I ran the above code and it proceeded to immediately install a bunch of libraries on my system - without asking for permission! It installed (at least): Onnx runtime, OpenVino, TensorRT, tvm, deepsparse, neural-compressor. Some of the libraries did not install correctly, I think. You're using subprocess to run these install commands.
I find this very problematic from a security perspective.
After installing all these libraries for 30 minutes, the code failed with:
[ WARNING ] No optimized model has been created. This is likely due to a bug in Nebullvm. Please open an issue and report in details your use case.
Traceback (most recent call last):
File "/home/alan/PycharmProjects/flair/local_nebulum.py", line 25, in <module>
model.predict(sentence)
File "/home/alan/PycharmProjects/flair/flair/models/sequence_tagger_model.py", line 480, in predict
sentence_tensor, lengths = self._prepare_tensors(batch)

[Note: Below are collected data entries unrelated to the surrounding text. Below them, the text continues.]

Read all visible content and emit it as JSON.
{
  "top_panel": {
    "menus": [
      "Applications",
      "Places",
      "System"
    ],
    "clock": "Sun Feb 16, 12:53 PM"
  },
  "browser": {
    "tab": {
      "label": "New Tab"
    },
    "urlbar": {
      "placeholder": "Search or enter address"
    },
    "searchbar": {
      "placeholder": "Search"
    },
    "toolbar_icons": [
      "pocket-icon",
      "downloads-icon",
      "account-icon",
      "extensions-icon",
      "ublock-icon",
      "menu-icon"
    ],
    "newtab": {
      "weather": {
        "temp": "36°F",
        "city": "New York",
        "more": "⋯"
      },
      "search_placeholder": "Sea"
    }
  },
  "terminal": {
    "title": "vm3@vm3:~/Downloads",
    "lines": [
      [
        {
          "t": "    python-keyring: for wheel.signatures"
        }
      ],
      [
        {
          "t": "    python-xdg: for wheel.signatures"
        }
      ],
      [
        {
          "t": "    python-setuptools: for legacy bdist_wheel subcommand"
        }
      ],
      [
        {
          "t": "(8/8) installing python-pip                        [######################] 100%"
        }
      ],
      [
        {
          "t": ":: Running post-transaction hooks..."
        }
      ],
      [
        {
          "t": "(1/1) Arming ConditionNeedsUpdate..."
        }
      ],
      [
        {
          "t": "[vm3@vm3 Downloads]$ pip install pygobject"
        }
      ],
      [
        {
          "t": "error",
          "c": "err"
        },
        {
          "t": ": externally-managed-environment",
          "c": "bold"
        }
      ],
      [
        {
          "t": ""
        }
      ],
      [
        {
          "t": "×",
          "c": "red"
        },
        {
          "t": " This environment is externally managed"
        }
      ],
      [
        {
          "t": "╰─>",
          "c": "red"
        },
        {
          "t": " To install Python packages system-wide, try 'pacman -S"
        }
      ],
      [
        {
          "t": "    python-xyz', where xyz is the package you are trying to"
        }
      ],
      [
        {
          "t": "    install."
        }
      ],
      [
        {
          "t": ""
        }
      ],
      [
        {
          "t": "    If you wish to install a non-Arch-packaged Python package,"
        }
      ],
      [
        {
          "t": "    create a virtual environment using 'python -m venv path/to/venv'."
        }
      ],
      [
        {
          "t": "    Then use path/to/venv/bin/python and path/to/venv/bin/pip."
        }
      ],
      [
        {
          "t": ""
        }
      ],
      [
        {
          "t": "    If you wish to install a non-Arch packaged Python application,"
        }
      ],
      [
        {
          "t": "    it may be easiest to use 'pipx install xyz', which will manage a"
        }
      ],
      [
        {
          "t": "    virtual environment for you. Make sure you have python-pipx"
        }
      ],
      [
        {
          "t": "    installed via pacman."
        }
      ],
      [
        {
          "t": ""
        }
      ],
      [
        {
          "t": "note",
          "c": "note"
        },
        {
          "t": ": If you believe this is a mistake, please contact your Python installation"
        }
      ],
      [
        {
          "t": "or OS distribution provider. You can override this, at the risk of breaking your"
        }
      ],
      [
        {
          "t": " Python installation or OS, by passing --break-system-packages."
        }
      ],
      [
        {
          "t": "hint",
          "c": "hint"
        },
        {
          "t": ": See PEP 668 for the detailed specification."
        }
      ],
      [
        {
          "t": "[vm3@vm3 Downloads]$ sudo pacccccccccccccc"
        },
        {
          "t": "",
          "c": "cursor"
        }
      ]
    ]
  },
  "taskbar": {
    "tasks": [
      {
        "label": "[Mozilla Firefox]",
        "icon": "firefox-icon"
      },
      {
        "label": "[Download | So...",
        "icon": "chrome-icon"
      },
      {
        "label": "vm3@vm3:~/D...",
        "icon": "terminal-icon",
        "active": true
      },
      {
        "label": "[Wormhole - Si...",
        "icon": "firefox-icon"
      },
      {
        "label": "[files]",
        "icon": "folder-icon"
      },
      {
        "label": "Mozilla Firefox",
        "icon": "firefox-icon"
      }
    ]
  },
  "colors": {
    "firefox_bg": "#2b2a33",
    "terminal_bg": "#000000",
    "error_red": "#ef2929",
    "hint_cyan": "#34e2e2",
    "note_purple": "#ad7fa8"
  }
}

File "/home/alan/PycharmProjects/flair/flair/models/sequence_tagger_model.py", line 284, in _prepare_tensors
self.embeddings.embed(sentences)
File "/home/alan/PycharmProjects/flair/flair/embeddings/base.py", line 47, in embed
self._add_embeddings_internal(data_points)
File "/home/alan/PycharmProjects/flair/flair/embeddings/transformer.py", line 543, in _add_embeddings_internal
embeddings = self._forward_tensors(tensors)
File "/home/alan/PycharmProjects/flair/flair/embeddings/transformer.py", line 778, in _forward_tensors
return {"token_embeddings": self.model(*tensors.values())[0]}
TypeError: 'NoneType' object is not callable
Unfortunately, I cannot merge this PR as it seems to not be working, and runs a bunch of auto-installers that completely bloated my system without asking me for permission. Happy to discuss here or via mail.
This issue has been automatically marked as stale because it has not had recent activity. It will be closed if no further activity occurs. Thank you for your contributions.